Le père sort de la chambre de ma soeur. Son ombre obscurcit le tapis bleu du couloir. Il marche jusqu'à la descente d'escalier. Les marches craquent sous son poids. Un porte s'ouvre, puis se referme. Je recommence à respirer.
J’ai inventé un souvenir d’enfance. De toutes pièces. À croire que j’avais besoin que personne ne sache tout à fair la nature exacte de ma souffrance. Qu’il y ait cette pièce amovible dans le casse-tête. Il y a une justesse biographique plus grande dans ce morceau de mensonge, de fiction, que dans les reconstitutions. Et si un jour j’étais lue. Si j’étais lue, je porterais ce faux souvenir avec encore plus de conviction que les autres. Je dirais même que c’est le seul qui soit véridique, qui nous soit bel et bien arrivé.
Je voudrais écrire cette fois où il a failli me tuer. Où il a « perdu le contrôle ». À croire que tous les autres jours, il se maîtrisait.
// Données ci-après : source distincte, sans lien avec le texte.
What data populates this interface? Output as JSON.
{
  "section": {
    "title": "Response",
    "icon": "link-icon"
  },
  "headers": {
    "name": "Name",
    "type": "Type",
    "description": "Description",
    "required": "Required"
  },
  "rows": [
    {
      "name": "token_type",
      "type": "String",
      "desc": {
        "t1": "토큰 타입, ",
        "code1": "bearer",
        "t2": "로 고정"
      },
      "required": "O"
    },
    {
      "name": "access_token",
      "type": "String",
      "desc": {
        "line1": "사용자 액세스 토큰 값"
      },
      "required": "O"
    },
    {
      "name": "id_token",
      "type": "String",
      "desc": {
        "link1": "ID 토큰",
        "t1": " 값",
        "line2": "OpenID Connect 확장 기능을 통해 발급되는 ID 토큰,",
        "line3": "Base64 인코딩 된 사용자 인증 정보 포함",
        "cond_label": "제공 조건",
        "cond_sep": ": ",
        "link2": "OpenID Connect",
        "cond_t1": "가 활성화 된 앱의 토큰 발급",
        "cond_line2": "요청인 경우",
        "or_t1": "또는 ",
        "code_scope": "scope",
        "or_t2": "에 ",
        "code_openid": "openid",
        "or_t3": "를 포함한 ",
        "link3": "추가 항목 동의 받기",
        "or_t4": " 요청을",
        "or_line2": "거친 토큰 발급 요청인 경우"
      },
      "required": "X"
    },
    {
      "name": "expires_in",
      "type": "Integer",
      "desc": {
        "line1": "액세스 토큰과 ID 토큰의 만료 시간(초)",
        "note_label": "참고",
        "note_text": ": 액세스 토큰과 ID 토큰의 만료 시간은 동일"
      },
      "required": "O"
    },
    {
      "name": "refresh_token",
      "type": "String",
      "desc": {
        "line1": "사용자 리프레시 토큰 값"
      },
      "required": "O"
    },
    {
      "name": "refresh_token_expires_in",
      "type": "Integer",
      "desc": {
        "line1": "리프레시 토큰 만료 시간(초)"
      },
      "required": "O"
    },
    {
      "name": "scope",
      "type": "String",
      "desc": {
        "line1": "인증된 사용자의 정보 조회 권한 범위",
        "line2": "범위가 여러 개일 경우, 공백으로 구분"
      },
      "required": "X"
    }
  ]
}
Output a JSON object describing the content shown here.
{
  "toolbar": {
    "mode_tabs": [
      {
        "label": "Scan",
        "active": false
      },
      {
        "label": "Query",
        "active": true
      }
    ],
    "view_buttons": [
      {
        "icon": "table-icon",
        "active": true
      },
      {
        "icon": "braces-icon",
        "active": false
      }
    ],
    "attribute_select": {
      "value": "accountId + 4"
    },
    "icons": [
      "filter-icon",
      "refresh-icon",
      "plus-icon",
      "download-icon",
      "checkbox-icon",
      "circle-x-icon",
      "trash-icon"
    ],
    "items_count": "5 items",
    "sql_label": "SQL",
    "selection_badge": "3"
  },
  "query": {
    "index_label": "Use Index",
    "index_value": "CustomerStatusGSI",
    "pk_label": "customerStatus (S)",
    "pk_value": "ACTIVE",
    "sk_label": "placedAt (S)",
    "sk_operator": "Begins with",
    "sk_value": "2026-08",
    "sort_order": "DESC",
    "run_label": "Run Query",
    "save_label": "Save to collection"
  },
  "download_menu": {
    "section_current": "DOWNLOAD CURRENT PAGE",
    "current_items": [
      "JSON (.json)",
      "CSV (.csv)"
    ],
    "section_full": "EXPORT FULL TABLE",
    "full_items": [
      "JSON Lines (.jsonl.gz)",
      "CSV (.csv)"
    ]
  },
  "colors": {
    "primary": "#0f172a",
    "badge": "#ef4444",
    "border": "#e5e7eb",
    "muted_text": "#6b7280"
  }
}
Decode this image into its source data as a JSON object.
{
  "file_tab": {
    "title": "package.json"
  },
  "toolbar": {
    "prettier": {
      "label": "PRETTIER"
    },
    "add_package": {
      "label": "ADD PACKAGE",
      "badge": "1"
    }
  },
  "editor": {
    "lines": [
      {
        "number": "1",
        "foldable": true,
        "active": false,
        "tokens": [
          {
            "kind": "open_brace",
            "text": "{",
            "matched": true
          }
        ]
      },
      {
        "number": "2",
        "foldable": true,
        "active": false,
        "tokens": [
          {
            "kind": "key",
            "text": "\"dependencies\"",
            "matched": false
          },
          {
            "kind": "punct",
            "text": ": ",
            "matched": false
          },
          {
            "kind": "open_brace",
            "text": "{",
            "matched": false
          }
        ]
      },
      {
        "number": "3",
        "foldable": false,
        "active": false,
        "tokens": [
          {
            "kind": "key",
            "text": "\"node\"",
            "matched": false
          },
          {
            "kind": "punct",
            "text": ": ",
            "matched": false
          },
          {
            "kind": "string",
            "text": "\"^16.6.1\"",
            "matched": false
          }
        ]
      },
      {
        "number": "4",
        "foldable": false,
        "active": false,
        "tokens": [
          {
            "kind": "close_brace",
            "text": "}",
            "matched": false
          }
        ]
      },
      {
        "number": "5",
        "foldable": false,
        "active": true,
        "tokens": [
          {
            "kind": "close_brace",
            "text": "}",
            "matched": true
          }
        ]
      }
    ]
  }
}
C’était une question de sang. S’arrêter avant que le sang coule. C’était ça que ça voulait dire, dans ma famille. Être « en contrôle ».
(Héliotrope, p.31)
Je suis jalouse de toutes ces femmes qui réussissent à tomber amoureuse d’un homme. Comment font-elles? Ne voient-elles pas le danger? Le risque pour leur vie? Je voudrais hurler, leur crier de fuir, de ne pas se laisser prendre au piège. Les hommes, vaut mieux les prendre, jouir, puis les quitter. C’est plus sécuritaire.
Les hommes m’aiment, m’ont toujours aimée, comme on aime une chienne. À quatre pattes. La langue sortie. Surtout ne pas grogner, surtout ne pas mordre. Ils me l’ont dit. Leurs phalanges verrouillées autour de mon cou. Une ceinture une fois. Ils me l’ont dit des centaines de fois t’aimes ça, hein, maudite chienne. Les hommes m’aiment comme ils aiment leurs chiennes. Pour leur fidélité. Pour le besoin d’eux qu’elles expriment un peu plus chaque jour. Les chiennes restent. Elles restent malgré les coups de pied dans les côtes, les claques, les tapes. Ils savent que je reviendrai. Que je feindrai avec conviction le plaisir à chaque coup sur mes fesses tendues.
Il vaut mieux exister en tant que chienne que de ne pas exister du tout.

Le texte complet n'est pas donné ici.